Coffee has been analysed by several chemists, and though the results obtained differ in some slight degree, yet it seems pretty clear that the principal constituents to which its hygienic and medicinal properties are due are caffeine, a peculiar volatile oil generated in the roasting, and a kind of tannic acid.

The alkaloid caffeine, or theine, is found in one or two other plants besides tea and coffee. It occurs in the seeds of Paullinia sorbilis, a native of Brazil, and in the leaves of several species of holly, natives of South America, which furnish the Paraguay tea, or Yerba mate, so large an article of consumption in several of the South American republics. The leaves and young shoots, dried, parched, and pulverised, are used for a hot infusion. A kind of cake, called Guarana bread, is made from the seeds of the Paullinia, which is highly esteemed in Brazil and other countries when infused, like chocolate, for its nutritive and febrifuge properties, and is sold generally as a necessary for travellers, and as a cure for many diseases.

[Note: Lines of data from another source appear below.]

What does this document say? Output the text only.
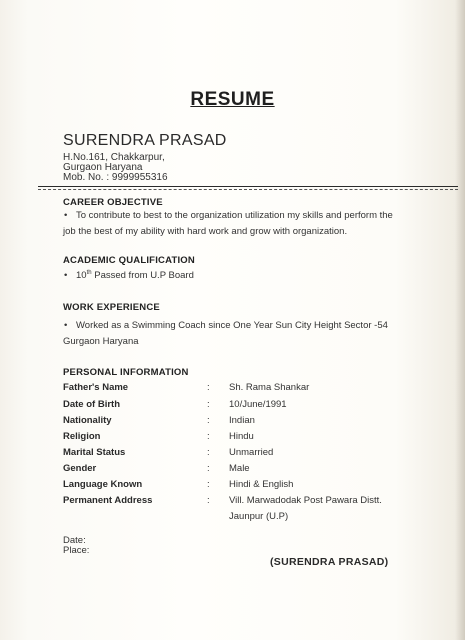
RESUME
SURENDRA PRASAD
H.No.161, Chakkarpur,
Gurgaon Haryana
Mob. No. : 9999955316
CAREER OBJECTIVE
• To contribute to best to the organization utilization my skills and perform the
job the best of my ability with hard work and grow with organization.
ACADEMIC QUALIFICATION
• 10th Passed from U.P Board
WORK EXPERIENCE
• Worked as a Swimming Coach since One Year Sun City Height Sector -54
Gurgaon Haryana
PERSONAL INFORMATION
Father's Name	: Sh. Rama Shankar
Date of Birth	: 10/June/1991
Nationality	: Indian
Religion	: Hindu
Marital Status	: Unmarried
Gender	: Male
Language Known	: Hindi & English
Permanent Address	: Vill. Marwadodak Post Pawara Distt.
Jaunpur (U.P)
Date:
Place:
(SURENDRA PRASAD)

The nutritive and medicinal virtues of all these plants must certainly be attributed in a great degree to the presence of this chemical principle, and to the tannic acid which they also contain.

The use of coffee as a beverage has been examined in a chemical and physiological point of view by Professor Lehmann. The general results of his investigations are:

1. That a decoction of coffee exercises two principal actions upon the organism, which are very diverse in character, viz. increasing the activity of the vascular and nervous system, while at the same time it retards the metamorphosis of plastic constituents.

2. That the influence of coffee upon the vascular and nervous system, its reinvigorating action, and the production of a general sense of cheerfulness and animation, is attributable solely to the mutual modification of the specific action of the empyreumatic oil and the caffeine contained in it.